Multipartite unextendible entangled basis

TL;DR

This paper extends the concept of unextendible entangled bases with arbitrary Schmidt number to multipartite systems, providing a general construction method and proving the existence of infinitely many such bases in systems with three or more parties.

Contribution

It introduces a method to construct multipartite unextendible entangled bases from bipartite ones, broadening the scope of entanglement structures in quantum systems.

Findings

Infinite UEBk sets exist in multipartite systems with any dimensions.

A recursive construction method for multipartite UEBk is proposed.
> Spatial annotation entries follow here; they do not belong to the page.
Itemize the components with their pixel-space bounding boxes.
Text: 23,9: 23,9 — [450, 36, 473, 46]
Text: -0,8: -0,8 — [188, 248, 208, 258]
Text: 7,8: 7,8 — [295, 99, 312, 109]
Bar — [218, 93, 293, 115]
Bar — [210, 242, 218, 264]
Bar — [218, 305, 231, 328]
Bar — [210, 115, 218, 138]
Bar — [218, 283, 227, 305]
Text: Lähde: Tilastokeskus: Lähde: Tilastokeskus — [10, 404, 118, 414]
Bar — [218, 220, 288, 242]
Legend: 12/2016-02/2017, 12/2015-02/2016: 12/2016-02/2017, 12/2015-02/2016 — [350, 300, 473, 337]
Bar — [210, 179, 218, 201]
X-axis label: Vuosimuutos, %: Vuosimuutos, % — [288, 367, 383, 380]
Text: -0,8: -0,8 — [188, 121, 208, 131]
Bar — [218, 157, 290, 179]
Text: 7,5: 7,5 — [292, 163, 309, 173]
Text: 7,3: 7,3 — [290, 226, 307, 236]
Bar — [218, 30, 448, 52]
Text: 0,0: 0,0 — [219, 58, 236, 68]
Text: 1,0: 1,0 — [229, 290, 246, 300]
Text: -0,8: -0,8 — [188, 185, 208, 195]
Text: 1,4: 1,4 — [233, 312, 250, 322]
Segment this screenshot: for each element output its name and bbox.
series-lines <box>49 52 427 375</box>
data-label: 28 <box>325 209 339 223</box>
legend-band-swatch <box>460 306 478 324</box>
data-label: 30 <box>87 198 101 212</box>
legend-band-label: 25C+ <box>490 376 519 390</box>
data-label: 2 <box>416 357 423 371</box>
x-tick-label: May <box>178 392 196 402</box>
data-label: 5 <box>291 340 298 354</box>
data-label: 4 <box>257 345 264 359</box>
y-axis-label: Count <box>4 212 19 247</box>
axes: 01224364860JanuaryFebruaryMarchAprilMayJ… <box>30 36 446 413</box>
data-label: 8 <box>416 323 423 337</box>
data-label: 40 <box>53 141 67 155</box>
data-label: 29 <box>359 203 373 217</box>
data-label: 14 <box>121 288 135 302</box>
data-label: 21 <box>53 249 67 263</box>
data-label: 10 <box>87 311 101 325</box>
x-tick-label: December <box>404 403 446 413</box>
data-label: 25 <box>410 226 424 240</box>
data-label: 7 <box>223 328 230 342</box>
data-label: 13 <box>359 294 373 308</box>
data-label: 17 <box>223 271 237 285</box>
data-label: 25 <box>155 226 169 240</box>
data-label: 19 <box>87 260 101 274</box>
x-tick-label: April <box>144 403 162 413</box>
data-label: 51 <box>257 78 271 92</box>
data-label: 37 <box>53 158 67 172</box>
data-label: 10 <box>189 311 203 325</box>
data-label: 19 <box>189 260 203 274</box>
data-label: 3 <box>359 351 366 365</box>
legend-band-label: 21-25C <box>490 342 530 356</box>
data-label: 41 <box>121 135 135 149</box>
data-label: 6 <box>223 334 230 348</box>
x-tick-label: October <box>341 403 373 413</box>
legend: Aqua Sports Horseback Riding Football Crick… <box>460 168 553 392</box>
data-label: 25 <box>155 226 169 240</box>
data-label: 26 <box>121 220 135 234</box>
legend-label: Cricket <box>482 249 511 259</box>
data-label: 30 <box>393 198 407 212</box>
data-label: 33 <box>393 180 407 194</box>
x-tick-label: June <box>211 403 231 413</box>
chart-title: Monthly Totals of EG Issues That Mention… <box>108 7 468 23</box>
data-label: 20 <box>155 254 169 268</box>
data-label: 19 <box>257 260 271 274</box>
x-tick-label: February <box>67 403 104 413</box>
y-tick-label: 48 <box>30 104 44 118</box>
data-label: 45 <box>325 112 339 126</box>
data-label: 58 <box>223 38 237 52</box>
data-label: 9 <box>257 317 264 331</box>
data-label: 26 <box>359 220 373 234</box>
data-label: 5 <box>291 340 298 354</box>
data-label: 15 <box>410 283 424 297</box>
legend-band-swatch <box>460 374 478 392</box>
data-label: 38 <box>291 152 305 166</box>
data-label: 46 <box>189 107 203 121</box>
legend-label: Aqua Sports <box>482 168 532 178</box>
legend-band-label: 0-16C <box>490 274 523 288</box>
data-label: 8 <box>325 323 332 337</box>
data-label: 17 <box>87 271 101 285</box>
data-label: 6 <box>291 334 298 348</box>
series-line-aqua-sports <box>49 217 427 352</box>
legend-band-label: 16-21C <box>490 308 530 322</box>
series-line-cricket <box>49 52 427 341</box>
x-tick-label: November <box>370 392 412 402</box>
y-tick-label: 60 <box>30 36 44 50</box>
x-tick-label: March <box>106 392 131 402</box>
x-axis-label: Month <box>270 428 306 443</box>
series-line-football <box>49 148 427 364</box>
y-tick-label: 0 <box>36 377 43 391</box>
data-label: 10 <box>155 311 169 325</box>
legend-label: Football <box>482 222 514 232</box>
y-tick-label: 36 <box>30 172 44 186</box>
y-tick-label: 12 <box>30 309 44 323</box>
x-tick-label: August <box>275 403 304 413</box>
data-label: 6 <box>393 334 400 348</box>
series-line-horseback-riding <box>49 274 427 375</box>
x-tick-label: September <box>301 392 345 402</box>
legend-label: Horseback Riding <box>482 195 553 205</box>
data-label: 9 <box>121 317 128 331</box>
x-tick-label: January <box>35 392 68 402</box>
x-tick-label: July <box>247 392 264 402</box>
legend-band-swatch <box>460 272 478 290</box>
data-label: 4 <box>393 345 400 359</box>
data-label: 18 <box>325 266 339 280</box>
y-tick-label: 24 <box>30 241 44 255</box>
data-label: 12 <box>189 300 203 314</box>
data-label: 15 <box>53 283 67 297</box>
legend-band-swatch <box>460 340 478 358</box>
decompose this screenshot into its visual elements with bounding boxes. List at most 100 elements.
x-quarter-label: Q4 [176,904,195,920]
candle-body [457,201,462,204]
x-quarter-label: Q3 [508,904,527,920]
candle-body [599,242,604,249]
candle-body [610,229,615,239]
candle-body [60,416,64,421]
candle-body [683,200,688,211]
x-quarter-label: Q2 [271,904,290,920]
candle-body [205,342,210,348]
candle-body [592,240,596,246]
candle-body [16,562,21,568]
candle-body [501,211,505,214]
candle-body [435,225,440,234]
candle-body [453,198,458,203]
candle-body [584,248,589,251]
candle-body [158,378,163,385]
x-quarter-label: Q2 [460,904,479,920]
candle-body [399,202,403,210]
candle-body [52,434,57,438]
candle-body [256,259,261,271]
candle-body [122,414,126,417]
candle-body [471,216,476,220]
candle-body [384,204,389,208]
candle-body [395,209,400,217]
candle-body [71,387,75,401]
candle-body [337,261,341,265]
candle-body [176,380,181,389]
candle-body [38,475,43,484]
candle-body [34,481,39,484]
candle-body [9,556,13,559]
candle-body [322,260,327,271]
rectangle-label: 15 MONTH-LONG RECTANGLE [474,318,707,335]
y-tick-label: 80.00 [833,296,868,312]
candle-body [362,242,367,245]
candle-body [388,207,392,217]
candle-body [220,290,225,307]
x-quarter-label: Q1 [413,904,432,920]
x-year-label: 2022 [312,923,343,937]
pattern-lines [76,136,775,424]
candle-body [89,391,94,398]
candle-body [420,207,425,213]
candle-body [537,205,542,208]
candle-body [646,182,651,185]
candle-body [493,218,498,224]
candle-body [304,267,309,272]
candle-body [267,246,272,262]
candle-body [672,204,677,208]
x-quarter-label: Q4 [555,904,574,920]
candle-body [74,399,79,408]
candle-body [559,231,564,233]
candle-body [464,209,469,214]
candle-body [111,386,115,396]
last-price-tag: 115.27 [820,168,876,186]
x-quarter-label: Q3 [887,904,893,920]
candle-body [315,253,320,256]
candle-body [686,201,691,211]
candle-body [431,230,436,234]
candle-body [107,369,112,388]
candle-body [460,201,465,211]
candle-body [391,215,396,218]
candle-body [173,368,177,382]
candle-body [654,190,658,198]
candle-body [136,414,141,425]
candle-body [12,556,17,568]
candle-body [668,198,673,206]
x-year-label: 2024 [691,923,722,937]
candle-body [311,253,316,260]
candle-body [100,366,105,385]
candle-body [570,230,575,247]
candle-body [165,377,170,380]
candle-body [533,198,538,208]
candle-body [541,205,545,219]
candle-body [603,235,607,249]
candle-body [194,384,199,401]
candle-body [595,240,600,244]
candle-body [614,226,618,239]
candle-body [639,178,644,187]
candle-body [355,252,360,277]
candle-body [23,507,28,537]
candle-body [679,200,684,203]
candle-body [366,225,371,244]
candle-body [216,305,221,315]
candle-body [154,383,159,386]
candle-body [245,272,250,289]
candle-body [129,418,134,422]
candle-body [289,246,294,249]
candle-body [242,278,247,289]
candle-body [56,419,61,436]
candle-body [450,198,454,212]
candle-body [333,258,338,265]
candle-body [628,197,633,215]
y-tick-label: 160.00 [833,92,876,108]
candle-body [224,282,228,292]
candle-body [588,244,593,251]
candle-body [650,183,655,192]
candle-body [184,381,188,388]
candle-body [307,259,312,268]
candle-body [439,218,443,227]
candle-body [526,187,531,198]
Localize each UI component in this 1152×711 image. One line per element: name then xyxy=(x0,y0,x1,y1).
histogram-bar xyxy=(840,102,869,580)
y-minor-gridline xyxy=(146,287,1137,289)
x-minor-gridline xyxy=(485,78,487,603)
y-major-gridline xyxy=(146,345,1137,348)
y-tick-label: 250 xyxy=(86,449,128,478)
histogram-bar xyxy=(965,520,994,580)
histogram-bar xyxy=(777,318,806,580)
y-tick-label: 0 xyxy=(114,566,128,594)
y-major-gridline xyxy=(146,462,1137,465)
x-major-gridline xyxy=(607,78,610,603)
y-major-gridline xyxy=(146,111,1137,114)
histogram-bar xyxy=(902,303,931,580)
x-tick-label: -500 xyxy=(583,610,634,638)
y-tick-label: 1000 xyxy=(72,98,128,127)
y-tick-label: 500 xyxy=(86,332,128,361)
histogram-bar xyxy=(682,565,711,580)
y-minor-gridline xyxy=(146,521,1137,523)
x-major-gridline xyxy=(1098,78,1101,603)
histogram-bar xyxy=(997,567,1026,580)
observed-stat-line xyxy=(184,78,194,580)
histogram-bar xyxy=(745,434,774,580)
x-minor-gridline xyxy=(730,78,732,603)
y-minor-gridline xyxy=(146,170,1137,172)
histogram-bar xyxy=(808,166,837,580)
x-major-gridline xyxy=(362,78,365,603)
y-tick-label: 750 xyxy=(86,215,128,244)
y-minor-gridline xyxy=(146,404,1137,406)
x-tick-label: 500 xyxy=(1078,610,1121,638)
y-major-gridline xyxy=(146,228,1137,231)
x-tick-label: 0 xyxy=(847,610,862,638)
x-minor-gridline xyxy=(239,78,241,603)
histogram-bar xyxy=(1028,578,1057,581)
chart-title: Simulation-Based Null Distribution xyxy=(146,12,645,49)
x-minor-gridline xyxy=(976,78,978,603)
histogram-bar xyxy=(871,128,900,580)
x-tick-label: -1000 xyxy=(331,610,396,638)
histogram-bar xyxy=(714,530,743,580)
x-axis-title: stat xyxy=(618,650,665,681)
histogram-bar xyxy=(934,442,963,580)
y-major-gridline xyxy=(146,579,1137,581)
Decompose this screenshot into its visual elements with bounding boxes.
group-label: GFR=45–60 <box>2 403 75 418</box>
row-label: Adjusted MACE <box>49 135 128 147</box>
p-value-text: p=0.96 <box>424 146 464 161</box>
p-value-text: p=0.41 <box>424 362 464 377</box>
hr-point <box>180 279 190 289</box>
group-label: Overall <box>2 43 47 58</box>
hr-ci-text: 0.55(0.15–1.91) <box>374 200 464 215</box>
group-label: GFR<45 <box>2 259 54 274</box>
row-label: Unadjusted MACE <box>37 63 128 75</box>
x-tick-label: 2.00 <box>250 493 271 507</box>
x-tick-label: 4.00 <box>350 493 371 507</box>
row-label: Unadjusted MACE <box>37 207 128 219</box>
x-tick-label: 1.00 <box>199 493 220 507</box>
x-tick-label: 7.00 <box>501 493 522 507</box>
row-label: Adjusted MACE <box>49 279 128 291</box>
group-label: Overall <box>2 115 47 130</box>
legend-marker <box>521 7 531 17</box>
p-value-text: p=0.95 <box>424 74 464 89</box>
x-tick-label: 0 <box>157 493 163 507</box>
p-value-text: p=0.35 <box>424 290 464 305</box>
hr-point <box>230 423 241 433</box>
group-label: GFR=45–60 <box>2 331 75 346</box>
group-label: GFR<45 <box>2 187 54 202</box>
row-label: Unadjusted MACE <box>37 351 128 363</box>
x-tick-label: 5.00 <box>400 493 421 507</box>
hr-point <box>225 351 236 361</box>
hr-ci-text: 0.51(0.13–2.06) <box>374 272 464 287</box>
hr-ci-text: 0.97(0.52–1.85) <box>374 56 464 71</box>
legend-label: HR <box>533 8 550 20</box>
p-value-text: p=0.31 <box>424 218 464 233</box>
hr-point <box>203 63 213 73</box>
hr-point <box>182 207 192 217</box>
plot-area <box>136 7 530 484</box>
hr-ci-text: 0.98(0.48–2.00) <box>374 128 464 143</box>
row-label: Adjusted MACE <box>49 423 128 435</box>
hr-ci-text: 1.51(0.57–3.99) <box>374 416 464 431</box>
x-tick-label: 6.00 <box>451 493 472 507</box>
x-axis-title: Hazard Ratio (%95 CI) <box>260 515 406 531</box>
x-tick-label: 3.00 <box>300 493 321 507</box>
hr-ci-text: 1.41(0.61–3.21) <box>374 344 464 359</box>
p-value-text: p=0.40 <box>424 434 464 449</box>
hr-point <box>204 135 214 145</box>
The work generalizes bipartite UEBk to multipartite cases.

Abstract

The unextendible entangled basis with any arbitrarily given Schmidt number $k$ (UEBk) in $\mathbb{C}^{d_1}\otimes\mathbb{C}^{d_2}$ is proposed in [Phys. Rev. A 90 (2014) 054303], $1<k\leq \min\{d_1,d_2\}$, which is a set of orthonormal entangled states with Schmidt number $k$ in a $d_1\otimes d_2$ system consisting of fewer than $d_1d_2$ vectors which have no additional entangled vectors with Schmidt number $k$ in the complementary space. In this paper, we extend it to multipartite case and a general way of constructing $(m+1)$-partite UEBk from $m$-partite UEBk is proposed ($m\geq 2$). Consequently, we show that there are infinitely many UEBks in $\mathbb{C}^{d_1}\otimes\mathbb{C}^{d_2}\otimes\cdots\otimes\mathbb{C}^{d_N}$ with any dimensions and any $N\geq3$.